December 11, 2009 at 5:16 pm (Uncategorized)

How else can I describe my life at this moment?

This weekend is the weekend that will decide, in case any of you were wondering.

I am just going to have to sit down with Corey, and tell him exactly how I feel about our relationship. I have to tell him that I love him dearly, but I just feel like we are going no where. Lately, well for a while now, it just feels like he doesn’t put in as much effort as I do. And although I have been ok with that for quite some time, now I feel (and I know) that I deserve more.

I can’t hate him. There isn’t any resentment towards him. I just can’t make excuses for his not trying anymore. I know there’s school and work and hanging out with his guy friends… But I have all that too. And I still manage to call or text just to check in.

Maybe he feels like after three and half years I should just know he is thinking about me? I don’t know how he sees the situation honestly… I can only guess, especially since he has never been one to completely open up. Even though he’s one of my best friends, and I tell him everything, I feel as though there are so many things he hasn’t shared with me.
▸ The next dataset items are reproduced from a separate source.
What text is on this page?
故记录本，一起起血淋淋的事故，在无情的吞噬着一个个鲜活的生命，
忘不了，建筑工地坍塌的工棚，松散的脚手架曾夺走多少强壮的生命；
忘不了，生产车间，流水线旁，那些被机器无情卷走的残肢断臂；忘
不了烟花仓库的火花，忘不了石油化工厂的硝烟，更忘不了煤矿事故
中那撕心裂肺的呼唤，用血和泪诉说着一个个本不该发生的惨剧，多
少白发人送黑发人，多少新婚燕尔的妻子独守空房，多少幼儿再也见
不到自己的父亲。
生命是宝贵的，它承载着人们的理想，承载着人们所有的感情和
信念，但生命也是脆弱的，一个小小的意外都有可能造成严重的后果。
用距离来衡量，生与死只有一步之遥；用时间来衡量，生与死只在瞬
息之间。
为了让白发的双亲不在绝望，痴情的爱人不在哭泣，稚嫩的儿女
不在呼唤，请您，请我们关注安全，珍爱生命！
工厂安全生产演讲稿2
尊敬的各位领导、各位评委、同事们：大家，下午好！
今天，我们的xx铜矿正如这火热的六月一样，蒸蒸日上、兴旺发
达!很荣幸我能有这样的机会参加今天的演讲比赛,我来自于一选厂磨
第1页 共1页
And it makes me more than a little sad.

I think that, if we hadn’t been together for over a year when he came to college, he would not be in a relationship at the moment. That sounds terrible in a way, but I don’t mean it like that. I think for him, he is just so completely focused on school that it’s hard to really focus on us as well. I am so proud of him for all the work he does and for the fact that he knows exactly what he wants out of school and is going for it… But I know that I am not any where close to that point.

And then there’s Zak. I honestly think I’m falling. And while he makes me happier than I have been in so so very long, I really hope that it’s not only because he gives me what Corey doesn’t. While I am scared that this might be the case, I mostly don’t give a shit. I don’t say that to sound selfish. I just mean that he makes me so damn happy and I love talking with him and I love hearing his voice… And after everything that has happened, doing what makes me happy feels damn good. It feels really damn good.

And so here we are. Me, torn and confused… but deep down it feels like I already know my decision. I at least know what I want. But Corey…. I haven’t seen him or even heard his voice for nearly a week now. So maybe I want and need him more than I think I do.

Even knowing what I want, I hate hurting people… So, it’s only fair that I give Corey the chance to be who I know he can. And he will get it. After that, it’s on him.